Another myth debunked
Posted: Thu Mar 21, 2019 5:10 am
Famed impulse control 'marshmallow test' fails in new research
The “marshmallow test” has intrigued a generation of parents and educationalists with its promise that a young child’s willpower and self-control holds a key to their success in later life.
But there is some good news for parents of pre-schoolers whose impulse control is nonexistent: the latest research suggests the claims of the marshmallow test are close to being a fluffy confection.
In the original research, by Stanford University psychologist Walter Mischel in the 1960s and 1970s, children aged between three and five years old were given a marshmallow that they could eat immediately, but told that if they resisted eating it for 10 minutes, they would be rewarded with two marshmallows.
According to Mischel and colleagues in a follow-up study in 1990, the results were profound for children who had the willpower to wait for the extra marshmallow.
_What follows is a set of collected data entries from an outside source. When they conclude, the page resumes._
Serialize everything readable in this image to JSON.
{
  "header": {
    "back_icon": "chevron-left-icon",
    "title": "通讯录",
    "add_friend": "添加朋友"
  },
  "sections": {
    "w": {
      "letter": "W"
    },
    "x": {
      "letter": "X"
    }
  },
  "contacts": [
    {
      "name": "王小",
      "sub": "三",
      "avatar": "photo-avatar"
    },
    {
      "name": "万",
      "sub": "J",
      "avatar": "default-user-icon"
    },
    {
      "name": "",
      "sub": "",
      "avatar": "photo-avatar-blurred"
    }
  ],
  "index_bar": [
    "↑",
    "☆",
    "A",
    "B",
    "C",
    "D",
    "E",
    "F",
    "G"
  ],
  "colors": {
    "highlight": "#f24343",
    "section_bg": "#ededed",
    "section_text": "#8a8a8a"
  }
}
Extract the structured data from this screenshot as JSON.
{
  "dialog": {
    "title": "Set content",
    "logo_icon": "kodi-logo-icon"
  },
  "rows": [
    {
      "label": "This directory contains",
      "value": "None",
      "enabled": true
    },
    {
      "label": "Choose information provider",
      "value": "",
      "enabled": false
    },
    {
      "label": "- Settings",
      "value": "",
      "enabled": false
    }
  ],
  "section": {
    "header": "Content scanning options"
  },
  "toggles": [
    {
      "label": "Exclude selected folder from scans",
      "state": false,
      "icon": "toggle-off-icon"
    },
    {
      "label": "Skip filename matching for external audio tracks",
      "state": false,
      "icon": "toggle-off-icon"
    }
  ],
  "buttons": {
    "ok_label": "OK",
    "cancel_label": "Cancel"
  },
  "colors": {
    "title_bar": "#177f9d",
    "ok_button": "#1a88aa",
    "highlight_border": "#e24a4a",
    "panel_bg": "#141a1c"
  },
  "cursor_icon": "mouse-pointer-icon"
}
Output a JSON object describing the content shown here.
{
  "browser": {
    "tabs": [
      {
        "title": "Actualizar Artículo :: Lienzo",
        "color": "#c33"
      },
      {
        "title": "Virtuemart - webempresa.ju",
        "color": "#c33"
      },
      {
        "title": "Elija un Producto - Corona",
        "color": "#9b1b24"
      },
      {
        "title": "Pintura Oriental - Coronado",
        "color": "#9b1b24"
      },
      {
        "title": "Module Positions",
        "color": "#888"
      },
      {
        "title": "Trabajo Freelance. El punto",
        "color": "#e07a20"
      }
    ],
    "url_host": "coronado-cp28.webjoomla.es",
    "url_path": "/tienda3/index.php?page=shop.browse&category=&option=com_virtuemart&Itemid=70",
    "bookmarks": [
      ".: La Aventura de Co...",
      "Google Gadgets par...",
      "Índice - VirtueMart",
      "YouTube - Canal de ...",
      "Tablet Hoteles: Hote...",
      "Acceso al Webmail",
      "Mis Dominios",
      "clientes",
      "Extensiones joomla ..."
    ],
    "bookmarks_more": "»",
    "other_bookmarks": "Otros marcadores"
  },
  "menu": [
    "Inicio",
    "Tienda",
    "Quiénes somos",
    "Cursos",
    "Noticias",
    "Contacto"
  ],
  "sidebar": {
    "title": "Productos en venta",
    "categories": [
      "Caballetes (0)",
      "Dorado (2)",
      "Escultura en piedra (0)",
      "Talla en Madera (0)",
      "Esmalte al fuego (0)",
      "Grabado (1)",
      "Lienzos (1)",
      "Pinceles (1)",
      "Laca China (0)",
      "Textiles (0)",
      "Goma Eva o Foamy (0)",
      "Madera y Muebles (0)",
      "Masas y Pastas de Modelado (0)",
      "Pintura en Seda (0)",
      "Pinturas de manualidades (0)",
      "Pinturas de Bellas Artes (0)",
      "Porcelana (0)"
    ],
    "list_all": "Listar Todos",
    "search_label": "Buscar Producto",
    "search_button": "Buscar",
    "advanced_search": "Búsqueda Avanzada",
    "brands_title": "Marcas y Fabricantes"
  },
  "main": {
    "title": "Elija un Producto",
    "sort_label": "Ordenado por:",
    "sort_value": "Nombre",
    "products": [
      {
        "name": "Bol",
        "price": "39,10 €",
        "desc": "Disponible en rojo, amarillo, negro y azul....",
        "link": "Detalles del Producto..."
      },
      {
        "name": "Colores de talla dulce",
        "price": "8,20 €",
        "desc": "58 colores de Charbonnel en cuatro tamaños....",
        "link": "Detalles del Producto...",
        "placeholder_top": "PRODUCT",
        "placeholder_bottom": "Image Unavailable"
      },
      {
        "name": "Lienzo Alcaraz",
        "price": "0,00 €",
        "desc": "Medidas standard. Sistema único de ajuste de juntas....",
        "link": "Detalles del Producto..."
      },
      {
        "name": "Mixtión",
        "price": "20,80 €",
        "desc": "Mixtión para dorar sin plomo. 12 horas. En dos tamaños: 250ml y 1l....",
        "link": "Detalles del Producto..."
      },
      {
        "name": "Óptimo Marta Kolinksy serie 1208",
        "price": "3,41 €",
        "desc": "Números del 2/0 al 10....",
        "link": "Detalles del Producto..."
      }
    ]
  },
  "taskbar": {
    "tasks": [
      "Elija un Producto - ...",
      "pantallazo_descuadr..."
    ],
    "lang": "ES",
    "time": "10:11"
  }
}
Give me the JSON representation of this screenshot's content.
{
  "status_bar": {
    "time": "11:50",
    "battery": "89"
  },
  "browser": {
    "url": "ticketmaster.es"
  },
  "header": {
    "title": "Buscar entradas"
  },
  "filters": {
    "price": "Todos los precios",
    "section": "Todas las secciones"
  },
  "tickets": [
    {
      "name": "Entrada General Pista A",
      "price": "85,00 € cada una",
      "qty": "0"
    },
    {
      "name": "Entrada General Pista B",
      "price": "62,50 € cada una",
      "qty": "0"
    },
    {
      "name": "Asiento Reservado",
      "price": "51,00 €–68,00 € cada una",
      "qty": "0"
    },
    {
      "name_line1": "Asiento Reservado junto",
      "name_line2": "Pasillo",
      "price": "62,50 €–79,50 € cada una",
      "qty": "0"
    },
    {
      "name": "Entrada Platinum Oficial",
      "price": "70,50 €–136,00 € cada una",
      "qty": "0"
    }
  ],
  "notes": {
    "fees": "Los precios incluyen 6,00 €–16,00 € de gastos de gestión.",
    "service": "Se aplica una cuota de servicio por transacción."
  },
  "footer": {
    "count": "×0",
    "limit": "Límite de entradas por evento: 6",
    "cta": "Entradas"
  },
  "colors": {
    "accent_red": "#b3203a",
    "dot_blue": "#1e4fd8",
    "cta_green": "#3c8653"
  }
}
More than a decade later, in their late teens, those children exhibited advanced traits of intelligence and behaviour far above those who caved in to temptation.
The updated version of the marshmallow test – in which the children were able to choose their own treats, including chocolate – studied 900 children, with the sample adjusted to make it more reflective of US society, including 500 whose mothers had not gone on to higher education.
Mischel’s original research used children of Stanford University staff, while the followup study included fewer than 50 children from which Mischel and colleagues formed their conclusions.
Most surprising, according to Tyler, was that the revisited test failed to replicate the links with behaviour that Mischel’s work found, meaning that a child’s ability to resist a sweet treat aged four or five didn’t necessarily lead to a well-adjusted teenager a decade later. “We found virtually no correlation between performance on the marshmallow test and a host of adolescent behavioural outcomes. I thought that this was the most surprising finding of the paper,” Watts said.
Robert Coe, professor of education at Durham University, said the marshmallow test had permeated the public conscience because it was a simple experiment with a powerful result.
“It will never die, despite being debunked, that’s the problem. Parenting books 10 or 20 years from now will still be quoting it, and not the evidence against it,” Coe said.